Hervey Bay is a resting place during the annual migration of approximately 35,000 humpback whales along Australia's east coast from the Great Barrier Reef down to the Antarctic Ocean. This migration involves approximately one third of the world's humpback whales. Most female whales each spend about two weeks in Hervey Bay nursing their calves. Young whales also rest in the bay but very few adult male whales rest in the bay. Whales can normally be seen in the bay between July and November each year, where they exhibit many playful behaviours. There are many companies offering whale watching tours in the bay during that time. There are strict rules applying to the operation of boats in the vicinity of whales to avoid harm or stress to the whales. Due to the popularity of the albino whale Migaloo (first sighted in 1991), there are particularly strict rules relating to approaching Migaloo or any seemingly white whale that might be Migaloo.

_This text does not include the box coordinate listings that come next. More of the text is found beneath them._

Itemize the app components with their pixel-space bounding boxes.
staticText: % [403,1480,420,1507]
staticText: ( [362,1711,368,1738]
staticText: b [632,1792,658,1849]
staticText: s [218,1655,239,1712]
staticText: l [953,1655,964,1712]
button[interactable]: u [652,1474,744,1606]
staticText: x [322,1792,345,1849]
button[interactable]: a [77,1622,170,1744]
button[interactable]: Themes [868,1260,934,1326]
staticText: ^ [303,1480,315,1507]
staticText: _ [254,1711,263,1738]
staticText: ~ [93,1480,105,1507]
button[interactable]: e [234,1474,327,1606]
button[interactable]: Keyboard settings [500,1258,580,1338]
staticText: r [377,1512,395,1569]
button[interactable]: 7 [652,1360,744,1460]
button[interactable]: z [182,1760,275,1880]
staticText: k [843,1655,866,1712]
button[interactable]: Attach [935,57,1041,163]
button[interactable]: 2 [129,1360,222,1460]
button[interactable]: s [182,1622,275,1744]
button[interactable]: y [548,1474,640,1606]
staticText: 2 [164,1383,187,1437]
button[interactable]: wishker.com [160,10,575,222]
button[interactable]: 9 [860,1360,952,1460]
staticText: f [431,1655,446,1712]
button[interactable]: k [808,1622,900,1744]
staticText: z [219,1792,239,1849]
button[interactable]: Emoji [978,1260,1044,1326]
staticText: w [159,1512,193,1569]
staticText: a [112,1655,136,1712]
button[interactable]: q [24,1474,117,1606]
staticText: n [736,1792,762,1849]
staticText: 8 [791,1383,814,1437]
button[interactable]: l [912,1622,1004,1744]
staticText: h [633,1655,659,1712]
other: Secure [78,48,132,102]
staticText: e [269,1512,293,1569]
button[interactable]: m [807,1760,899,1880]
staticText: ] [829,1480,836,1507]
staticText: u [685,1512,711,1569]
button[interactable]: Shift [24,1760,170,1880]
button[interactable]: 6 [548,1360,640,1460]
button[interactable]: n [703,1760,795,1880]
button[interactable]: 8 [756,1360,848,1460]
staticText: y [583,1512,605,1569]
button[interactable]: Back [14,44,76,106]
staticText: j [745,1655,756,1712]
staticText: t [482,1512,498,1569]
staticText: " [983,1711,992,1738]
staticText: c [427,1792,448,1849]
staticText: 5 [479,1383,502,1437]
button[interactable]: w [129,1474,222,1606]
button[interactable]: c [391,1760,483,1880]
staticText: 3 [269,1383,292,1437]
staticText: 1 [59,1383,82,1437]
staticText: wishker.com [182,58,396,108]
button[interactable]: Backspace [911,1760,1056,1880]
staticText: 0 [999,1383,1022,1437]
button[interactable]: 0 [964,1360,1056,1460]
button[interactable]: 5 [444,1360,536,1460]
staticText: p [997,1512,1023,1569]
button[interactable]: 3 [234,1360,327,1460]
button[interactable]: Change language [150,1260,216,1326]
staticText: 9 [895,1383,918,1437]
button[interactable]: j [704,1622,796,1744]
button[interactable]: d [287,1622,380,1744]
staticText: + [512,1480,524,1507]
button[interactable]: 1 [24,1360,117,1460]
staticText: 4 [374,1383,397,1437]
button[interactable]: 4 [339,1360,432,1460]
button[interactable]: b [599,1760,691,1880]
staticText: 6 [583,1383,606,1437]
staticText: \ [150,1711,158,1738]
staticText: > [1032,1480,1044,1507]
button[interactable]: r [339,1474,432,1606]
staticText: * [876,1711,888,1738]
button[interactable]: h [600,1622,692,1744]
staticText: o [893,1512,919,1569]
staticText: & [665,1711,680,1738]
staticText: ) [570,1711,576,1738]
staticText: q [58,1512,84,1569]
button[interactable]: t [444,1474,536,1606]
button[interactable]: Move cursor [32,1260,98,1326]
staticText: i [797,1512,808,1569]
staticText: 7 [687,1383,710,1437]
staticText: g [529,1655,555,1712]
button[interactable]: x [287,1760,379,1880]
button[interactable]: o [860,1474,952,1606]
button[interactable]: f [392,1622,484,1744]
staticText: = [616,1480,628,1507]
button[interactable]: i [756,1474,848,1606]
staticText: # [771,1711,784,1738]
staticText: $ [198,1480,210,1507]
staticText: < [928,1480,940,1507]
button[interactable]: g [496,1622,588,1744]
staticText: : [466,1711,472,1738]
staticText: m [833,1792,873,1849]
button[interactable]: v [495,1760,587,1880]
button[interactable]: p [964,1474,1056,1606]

Southern right whales have also been recorded with increasing sighting rates.

== Seagrass meadows ==
In 1988, Hervey Bay supported more than 1000 km2 of seagrass meadows. These meadows supported a population of around 2,000 dugongs. Some species grow at a depth of 28 m.

Major seagrass loss occurred in 1992 and 1999 due to cyclone and flood events. Not only was light blocked killing the sea grass in deeper parts but also the meadows experienced the physical removal of seagrass caused by the cyclone and storms in the shallow areas. The potential flood-associated surge in herbicide concentration may have also been a factor.

In 2022, monitoring of seagrass meadows across Hervey Bay by James Cook University showed almost none remaining in known mapped areas. The loss is attributed to sediment from floods blocking sunlight to the depths where the sea grass grows.